I looked at this UTF-8 debug tool website and found that the erroneous characters match up to the characters I expected in the left part of the table.
I have tried:
- Applying utf8_decode() to post_content
- Applying htmlentities() to post_content
- Removing the wptexturize filter from post_content
None of these have worked for me. I think the issue is more complicated, possibly something to do with the character encoding of the original text? It came via an XML response from a Windows based system. Is this something to do with Windows character encoding?
Update
The comments on this question suggest that the issue is occurring before WordPress gets hold of it. I am requesting the content in XML from a Windows based API via cURL in PHP and then using simplexml_load_string to parse it. If I dump the XML response directly to a file, the encoding is correct. See below.

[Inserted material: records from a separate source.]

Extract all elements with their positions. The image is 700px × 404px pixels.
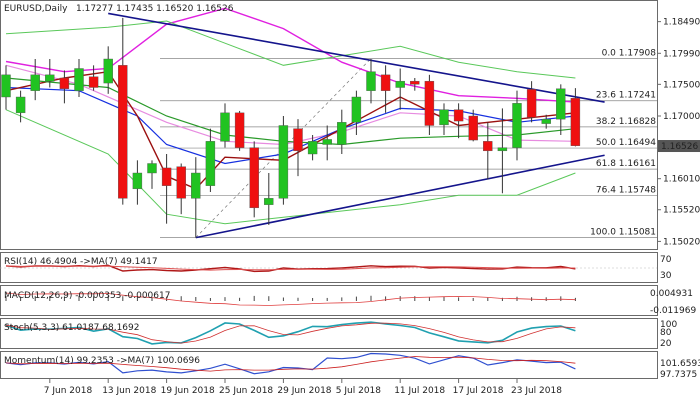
candle-body-12 <box>176 166 186 199</box>
fib-label-1: 23.6 1.17241 <box>596 91 656 101</box>
fibonacci-levels: 0.0 1.17908 23.6 1.17241 38.2 1.16828 50.0 … <box>160 48 657 238</box>
y-tick-label-3: 1.17000 <box>663 112 700 122</box>
candle-body-33 <box>483 141 493 152</box>
fib-label-6: 100.0 1.15081 <box>590 228 656 238</box>
candle-body-27 <box>395 80 405 88</box>
x-tick-label-5: 5 Jul 2018 <box>336 386 381 396</box>
stoch-tick-80: 80 <box>660 328 672 338</box>
candle-body-4 <box>59 77 70 89</box>
x-tick-label-0: 7 Jun 2018 <box>44 386 93 396</box>
candle-body-19 <box>278 125 289 199</box>
candle-body-28 <box>410 80 420 85</box>
y-tick-label-0: 1.18490 <box>663 18 700 28</box>
candle-body-39 <box>570 98 581 146</box>
candle-body-24 <box>351 96 362 123</box>
candle-body-37 <box>541 118 551 124</box>
momentum-tick-top: 101.6593 <box>660 359 700 369</box>
x-tick-label-4: 29 Jun 2018 <box>277 386 331 396</box>
x-tick-label-1: 13 Jun 2018 <box>102 386 156 396</box>
ohlc-readout: 1.17277 1.17435 1.16520 1.16526 <box>76 4 234 14</box>
candle-body-5 <box>74 68 84 91</box>
candle-body-35 <box>512 103 522 148</box>
candle-body-17 <box>249 147 259 209</box>
current-price-label: 1.16526 <box>661 142 698 152</box>
candle-body-30 <box>439 109 449 126</box>
macd-tick-top: 0.004931 <box>650 289 693 299</box>
candle-body-31 <box>453 109 464 122</box>
rsi-tick-70: 70 <box>660 255 672 265</box>
candle-body-13 <box>191 172 201 199</box>
x-tick-label-3: 25 Jun 2018 <box>219 386 273 396</box>
candle-body-36 <box>526 89 537 118</box>
candle-body-16 <box>234 112 245 148</box>
fib-label-2: 38.2 1.16828 <box>596 117 656 127</box>
macd-label: MACD(12,26,9) -0.000353 -0.000617 <box>4 291 170 301</box>
candle-body-15 <box>220 112 230 142</box>
momentum-tick-bottom: 97.7375 <box>660 370 697 380</box>
stoch-label: Stoch(5,3,3) 61.0187 68.1692 <box>4 323 139 333</box>
symbol-label: EURUSD,Daily <box>4 4 68 14</box>
candle-body-11 <box>161 167 172 186</box>
price-axis: 1.18490 1.17990 1.17500 1.17000 1.16010 1.155… <box>657 18 700 247</box>
candle-body-18 <box>264 198 274 205</box>
candlesticks <box>1 17 581 238</box>
y-tick-label-5: 1.15520 <box>663 206 700 216</box>
candle-body-7 <box>103 58 113 84</box>
candle-body-22 <box>322 139 332 145</box>
fib-label-0: 0.0 1.17908 <box>602 48 657 58</box>
candle-body-0 <box>1 74 11 98</box>
momentum-label: Momentum(14) 99.2353 ->MA(7) 100.0696 <box>4 356 200 366</box>
candle-body-20 <box>293 128 303 152</box>
x-tick-label-7: 17 Jul 2018 <box>453 386 504 396</box>
moving-average-4 <box>5 77 576 146</box>
candle-body-34 <box>497 147 508 152</box>
rsi-label: RSI(14) 46.4904 ->MA(7) 49.1417 <box>4 257 158 267</box>
stoch-tick-20: 20 <box>660 339 672 349</box>
candle-body-10 <box>147 163 157 174</box>
x-tick-label-2: 19 Jun 2018 <box>161 386 215 396</box>
macd-tick-bottom: -0.011969 <box>650 306 696 316</box>
y-tick-label-6: 1.15020 <box>663 237 700 247</box>
candle-body-21 <box>307 141 318 155</box>
fib-label-3: 50.0 1.16494 <box>596 138 656 148</box>
fib-label-4: 61.8 1.16161 <box>596 159 656 169</box>
x-tick-label-6: 11 Jul 2018 <box>394 386 445 396</box>
candle-body-26 <box>380 74 391 91</box>
y-tick-label-1: 1.17990 <box>663 49 700 59</box>
candle-body-9 <box>132 172 143 190</box>
moving-average-2 <box>5 86 576 165</box>
x-tick-label-8: 23 Jul 2018 <box>511 386 562 396</box>
y-tick-label-4: 1.16010 <box>663 175 700 185</box>
candle-body-8 <box>118 65 128 199</box>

<productSpecificationDetail><![CDATA[<span>Explore the professions of some of the groundbreaking women in science, technology, engineering and mathematics (STEM) with the LEGO® Ideas Women of NASA set. It features minifigures of 4 pioneering women of NASA— astronomer and educator Nancy Grace Roman, computer scientist and entrepreneur Margaret Hamilton, astronaut, physicist and entrepreneur Sally Ride and astronaut, physician and engineer Mae Jemison—and 3 builds illustrating their areas of expertise. Role-play space exploration from planning to moon landing, beginning with the iconic scene from Massachusetts Institute of Technology in 1969 of Hamilton with software that she and her team programmed. Build the posable Hubble Space Telescope and launch a LEGO version of the Space Shuttle Challenger with 3 removable rocket stages. The set also includes a booklet about the 4 featured women of NASA, and the fan creator and LEGO designers of this fun and educational set.</span>
Which part of the process between cURL and SimpleXML could the encoding be affected in this way? I can't see that I'm specifying a particular charset anywhere during the retrieval of the content.